Bullying prevention – Wendy Craig
With school just around the corner many parents have dived into back to school planning for their children. This is an excellent time to open up a discussion about bullying prevention with your child.
“There are strategies parents can engage in to reduce a child's stress regarding bullying,” says Wendy Craig (Psychology) Scientific Co-director of PREVNet (Promoting Relationships and Eliminating Violence Network. “For example, create a time to talk about their concerns, discuss strategies to cope with the stress and concerns, start developing the relationship with the teacher on the first day and, if possible, plan to go to school with a friend.”
Please note Dr. Craig is unavailable until August 23.
Using social media to teach – Sidneyeve Matrix
Film and Media Studies professor Sidneyeve Matrix is an expert in digital culture and communication and says this fall more professors are taking advantage of social media tools for teaching.
“Facebook, Flickr, Foursquare, YouTube, Twitter, and even text messaging are all being leveraged to connect with GenY students who are adept at digital communication. Connecting the classroom to culture at large, sharing real-time news updates and supporting collaborative coursework are all reasons digitally fluent faculty are incorporating the social web,” says Dr. Matrix.
Computer technology trends for students – Keith McWhirter
Queen’s manager of Campus Computer Sales and Service Keith McWhirter can comment on what students need for classes in terms of the latest technology.
“There is more emphasis now on how a computer is going to be used, than what it will be used for. Almost any price point of computer will serve the needs of an incoming university student. The questions we are asking at time of purchase focus more on details such as: where the laptop will be used, how long the battery life needs to be and what would a comfortable weight for the computer be.
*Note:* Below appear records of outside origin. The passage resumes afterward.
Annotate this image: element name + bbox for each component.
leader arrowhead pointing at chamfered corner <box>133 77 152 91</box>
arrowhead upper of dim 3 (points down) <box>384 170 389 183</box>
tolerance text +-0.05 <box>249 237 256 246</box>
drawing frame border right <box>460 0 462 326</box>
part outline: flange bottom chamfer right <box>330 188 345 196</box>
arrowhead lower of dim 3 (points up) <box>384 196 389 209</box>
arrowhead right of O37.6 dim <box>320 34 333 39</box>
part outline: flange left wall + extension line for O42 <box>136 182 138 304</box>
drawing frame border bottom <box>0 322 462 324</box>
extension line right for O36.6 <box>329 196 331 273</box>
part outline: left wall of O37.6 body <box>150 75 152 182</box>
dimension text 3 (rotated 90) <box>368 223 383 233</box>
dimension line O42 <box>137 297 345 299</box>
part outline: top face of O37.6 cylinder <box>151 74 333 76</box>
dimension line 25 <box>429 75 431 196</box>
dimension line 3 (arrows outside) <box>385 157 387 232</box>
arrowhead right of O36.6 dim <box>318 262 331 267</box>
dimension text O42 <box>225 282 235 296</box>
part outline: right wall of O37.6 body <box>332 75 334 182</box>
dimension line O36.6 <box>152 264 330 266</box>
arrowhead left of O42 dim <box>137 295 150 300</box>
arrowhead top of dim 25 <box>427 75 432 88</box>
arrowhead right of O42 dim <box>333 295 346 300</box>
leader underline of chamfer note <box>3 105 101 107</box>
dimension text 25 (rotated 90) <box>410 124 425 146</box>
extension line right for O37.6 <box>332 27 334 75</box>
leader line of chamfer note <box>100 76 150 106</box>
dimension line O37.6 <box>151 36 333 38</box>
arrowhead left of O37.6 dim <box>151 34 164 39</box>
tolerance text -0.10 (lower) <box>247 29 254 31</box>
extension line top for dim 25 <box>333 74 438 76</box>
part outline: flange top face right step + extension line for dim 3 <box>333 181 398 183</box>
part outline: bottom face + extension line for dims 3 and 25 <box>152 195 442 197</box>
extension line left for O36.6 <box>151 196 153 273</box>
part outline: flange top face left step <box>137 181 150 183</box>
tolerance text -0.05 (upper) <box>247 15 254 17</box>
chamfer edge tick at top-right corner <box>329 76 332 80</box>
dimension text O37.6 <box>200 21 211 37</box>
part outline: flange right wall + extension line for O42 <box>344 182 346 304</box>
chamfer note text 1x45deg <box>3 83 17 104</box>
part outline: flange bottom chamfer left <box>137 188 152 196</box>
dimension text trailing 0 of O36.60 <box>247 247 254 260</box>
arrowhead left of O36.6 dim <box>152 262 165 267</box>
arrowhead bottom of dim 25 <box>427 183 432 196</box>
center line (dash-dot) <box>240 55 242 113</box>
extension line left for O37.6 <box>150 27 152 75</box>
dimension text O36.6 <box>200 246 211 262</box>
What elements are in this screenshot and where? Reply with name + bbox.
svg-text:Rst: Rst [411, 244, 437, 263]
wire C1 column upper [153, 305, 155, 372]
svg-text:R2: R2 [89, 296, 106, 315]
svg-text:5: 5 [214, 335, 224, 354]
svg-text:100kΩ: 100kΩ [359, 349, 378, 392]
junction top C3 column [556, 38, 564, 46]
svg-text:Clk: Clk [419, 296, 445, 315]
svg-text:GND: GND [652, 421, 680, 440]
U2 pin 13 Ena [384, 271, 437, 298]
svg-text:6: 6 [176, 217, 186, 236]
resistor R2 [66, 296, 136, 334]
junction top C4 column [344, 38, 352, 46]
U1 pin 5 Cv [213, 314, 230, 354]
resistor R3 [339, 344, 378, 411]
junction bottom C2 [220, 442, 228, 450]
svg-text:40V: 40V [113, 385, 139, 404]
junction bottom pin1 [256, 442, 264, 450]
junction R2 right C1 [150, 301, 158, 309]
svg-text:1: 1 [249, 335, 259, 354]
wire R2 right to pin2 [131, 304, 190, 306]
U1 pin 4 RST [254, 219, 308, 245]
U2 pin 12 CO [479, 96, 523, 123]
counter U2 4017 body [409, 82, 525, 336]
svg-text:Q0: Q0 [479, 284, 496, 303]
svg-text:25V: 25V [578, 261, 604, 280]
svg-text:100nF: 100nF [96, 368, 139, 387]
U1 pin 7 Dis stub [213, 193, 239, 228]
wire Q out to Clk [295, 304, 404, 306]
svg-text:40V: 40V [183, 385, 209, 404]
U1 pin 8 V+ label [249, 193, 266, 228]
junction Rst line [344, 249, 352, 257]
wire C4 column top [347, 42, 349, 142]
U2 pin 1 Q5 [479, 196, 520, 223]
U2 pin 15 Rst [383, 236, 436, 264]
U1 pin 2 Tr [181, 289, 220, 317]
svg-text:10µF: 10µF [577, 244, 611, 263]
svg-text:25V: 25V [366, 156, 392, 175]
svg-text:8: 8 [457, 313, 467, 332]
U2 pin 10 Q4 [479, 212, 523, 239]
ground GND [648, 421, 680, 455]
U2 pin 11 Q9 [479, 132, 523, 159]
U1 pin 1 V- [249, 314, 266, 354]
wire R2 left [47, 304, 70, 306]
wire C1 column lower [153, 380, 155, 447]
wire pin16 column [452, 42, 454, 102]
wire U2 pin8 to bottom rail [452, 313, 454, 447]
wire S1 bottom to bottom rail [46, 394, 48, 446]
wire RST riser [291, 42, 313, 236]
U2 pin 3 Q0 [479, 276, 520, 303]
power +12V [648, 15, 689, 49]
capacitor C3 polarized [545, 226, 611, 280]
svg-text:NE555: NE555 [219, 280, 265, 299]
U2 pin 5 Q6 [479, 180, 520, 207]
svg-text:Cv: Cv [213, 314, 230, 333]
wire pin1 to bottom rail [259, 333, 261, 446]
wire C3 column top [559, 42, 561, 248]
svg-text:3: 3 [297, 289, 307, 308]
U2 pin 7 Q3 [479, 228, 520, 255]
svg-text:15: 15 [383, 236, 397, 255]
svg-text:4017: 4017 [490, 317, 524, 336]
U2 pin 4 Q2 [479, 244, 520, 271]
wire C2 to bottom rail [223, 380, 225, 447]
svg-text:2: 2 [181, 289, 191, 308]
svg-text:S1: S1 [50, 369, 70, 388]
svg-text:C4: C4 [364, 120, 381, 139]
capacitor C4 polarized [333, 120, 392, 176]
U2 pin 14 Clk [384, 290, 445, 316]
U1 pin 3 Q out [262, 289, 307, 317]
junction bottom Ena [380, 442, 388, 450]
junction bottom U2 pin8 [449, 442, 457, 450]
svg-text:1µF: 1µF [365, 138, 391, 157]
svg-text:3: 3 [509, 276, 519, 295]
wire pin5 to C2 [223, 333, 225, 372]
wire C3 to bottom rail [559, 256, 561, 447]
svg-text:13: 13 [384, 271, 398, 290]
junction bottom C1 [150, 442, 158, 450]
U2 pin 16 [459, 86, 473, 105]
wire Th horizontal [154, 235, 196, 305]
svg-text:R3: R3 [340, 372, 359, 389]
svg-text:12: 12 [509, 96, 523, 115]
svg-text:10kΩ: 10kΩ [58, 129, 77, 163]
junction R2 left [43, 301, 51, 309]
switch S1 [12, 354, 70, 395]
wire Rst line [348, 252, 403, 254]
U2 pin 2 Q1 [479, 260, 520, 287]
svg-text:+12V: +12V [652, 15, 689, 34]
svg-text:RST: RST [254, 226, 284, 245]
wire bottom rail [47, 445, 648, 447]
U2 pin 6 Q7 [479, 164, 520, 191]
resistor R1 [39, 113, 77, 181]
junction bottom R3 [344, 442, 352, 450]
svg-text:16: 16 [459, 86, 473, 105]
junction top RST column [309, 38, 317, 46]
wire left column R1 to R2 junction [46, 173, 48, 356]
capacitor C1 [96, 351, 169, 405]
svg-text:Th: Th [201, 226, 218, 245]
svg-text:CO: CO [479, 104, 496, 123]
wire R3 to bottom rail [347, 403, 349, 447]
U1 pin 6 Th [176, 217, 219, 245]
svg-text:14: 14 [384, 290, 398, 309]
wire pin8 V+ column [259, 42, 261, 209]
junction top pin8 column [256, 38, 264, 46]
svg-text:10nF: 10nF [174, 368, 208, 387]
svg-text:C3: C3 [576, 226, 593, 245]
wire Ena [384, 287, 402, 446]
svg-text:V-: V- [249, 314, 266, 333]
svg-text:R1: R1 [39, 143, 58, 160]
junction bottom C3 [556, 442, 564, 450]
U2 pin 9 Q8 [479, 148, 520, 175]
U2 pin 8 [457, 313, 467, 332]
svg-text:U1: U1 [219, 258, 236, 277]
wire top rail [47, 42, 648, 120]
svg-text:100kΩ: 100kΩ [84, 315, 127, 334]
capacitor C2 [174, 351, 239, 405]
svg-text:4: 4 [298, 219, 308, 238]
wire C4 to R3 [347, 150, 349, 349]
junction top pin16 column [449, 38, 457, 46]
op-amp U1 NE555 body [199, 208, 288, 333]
These answers help determine whether the student needs an ultra-light, long lasting and durable computer, or a larger unit that stays in the dorm room and offers more multimedia features such as better speakers and a larger screen.”
New Mohawk, Inuktitut courses introduced at Queen’s
Queen’s students will have the opportunity to study the languages and cultures of the Mohawk and Inuit peoples this fall through two new courses offered by the Department of Languages, Literatures and Cultures (LLCU). “We feel very strongly that we want to represent as many regions and cultures as possible, and we want to be inclusive in our offerings,” says Jill Scott, acting associate head, LLCU.
Click to read full story: http://www.queensu.ca/news/articles/new-mohawk-inuktitut-courses-introduced
Transition from student to faculty member – Amanda Cooper
Amanda Cooper (Education) is available to comment on the change from being a secondary school teacher to a grad student in education. She next was hired as a Queen’s faculty member. She can comment on sharing that experience with other female academics through workshops and other discussion forums.
“Now that I am a member of the Queen’s faculty, I can focus on my research in the public section with the aim of improving services,” she says.
Curriculum reforms – Theodore Christou
Education professor Theodore Christou is available to comment on today’s curriculum reforms and the new wave of progressive education. Are Ontario’s schooling practices and programs out of touch with the pressing concerns of contemporary life?
“Today’s curriculum reforms must be understood in light of their historical context,” says Professor Christou. “We are caught up in a new current of progressive education, which first began to transform Ontario’s schools after the First World War and, again, in the late 1960s. Ontarians are increasingly attentive to the changing circumstances and realities of contemporary life and school curricula are once more seemingly out of touch with the realities of modern existence. As in 1937, when Ontario’s first progressive curricula were implemented in the province under the leadership of Duncan McArthur, today’s curriculum revisions demonstrate a perceived need for schools to adequately respond to and prepare students for active participation in a modern world that was ever-evolving and fraught with change.”